東京大学と名古屋工業大学は,イタリアのシエナ大学などとの国際共同研究により,ロドプシンのアミノ酸を改変することで,従来より長波長の光で操作が可能な新しい人工ロドプシンタンパク質を作製することに成功した(ニュースリリース)。
ロドプシンは光のエネルギーを使ってはたらくタンパク質の一種で,動物や微生物の生体内で視覚情報の伝達や,光によるイオンの輸送などを行なっている。近年では,光で脳神経回路を調べる光遺伝学(オプトジェネティクス)技術への応用,さらに視覚再生などの医療応用についても強い注目を集めている。しかし,ヒトを含む動物の生体組織は可視光を強く散乱するため,深部組織へ光を導入することが困難だった。
今回,研究グループは,すべてのロドプシンに存在している,光を受け取る役割を持つレチナールに注目した。レチナールを取り囲むアミノ酸のパターンはタンパク質ごとに異なり,それによって吸収波長が決められている。そこでNa+を輸送するNa+ポンプ型のロドプシンのレチナールの近傍にあるアミノ酸の化学的性質を変えることで,レチナールの持つ電子の状態を制御し,より長波長の光を吸収する分子のデザインを試みた。

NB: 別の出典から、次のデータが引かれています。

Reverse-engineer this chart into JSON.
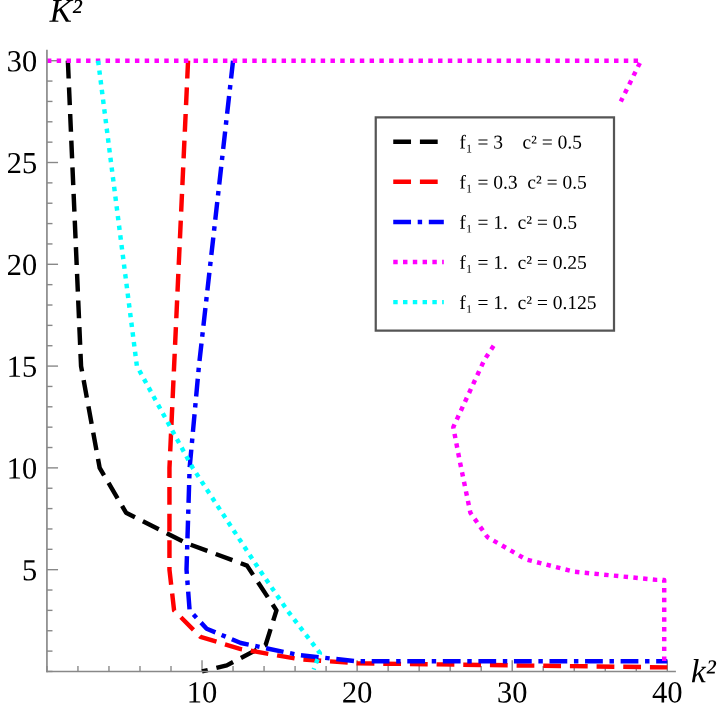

その結果,野生型のNa+ポンプ型ロドプシンより40nmも長波長の光で駆動する,これまでにない分子の作製に成功した。吸収波長が大きく変化しているにも関わらず,イオンの輸送能は野生型のNa+ポンプと同等であり,極めて性能のよい分子ツールであることが示された。
また,研究グループは赤外分光法や計算機シミュレーションにより,作製した長波長吸収型のNa+ポンプ型ロドプシンの分子構造と長波長吸収化のメカニズムも明らかにした。
さらに,今回発見された変異によるレチナールの吸収波長の変化は,自然界に存在する特定の細菌の中でも生じていることも明らかにし,自然界で起こるタンパク質の進化についても新たな知見が得られたという。
研究グループは,今回の研究により,深部脳組織に導入したロドプシンを光操作することが可能になり,これまで調べることが困難であった脳神経ネットワークのオプトジェネティクス研究が可能となり,また今後,うつ病などの精神疾患の治療法解明へとつながることが期待できるとしている。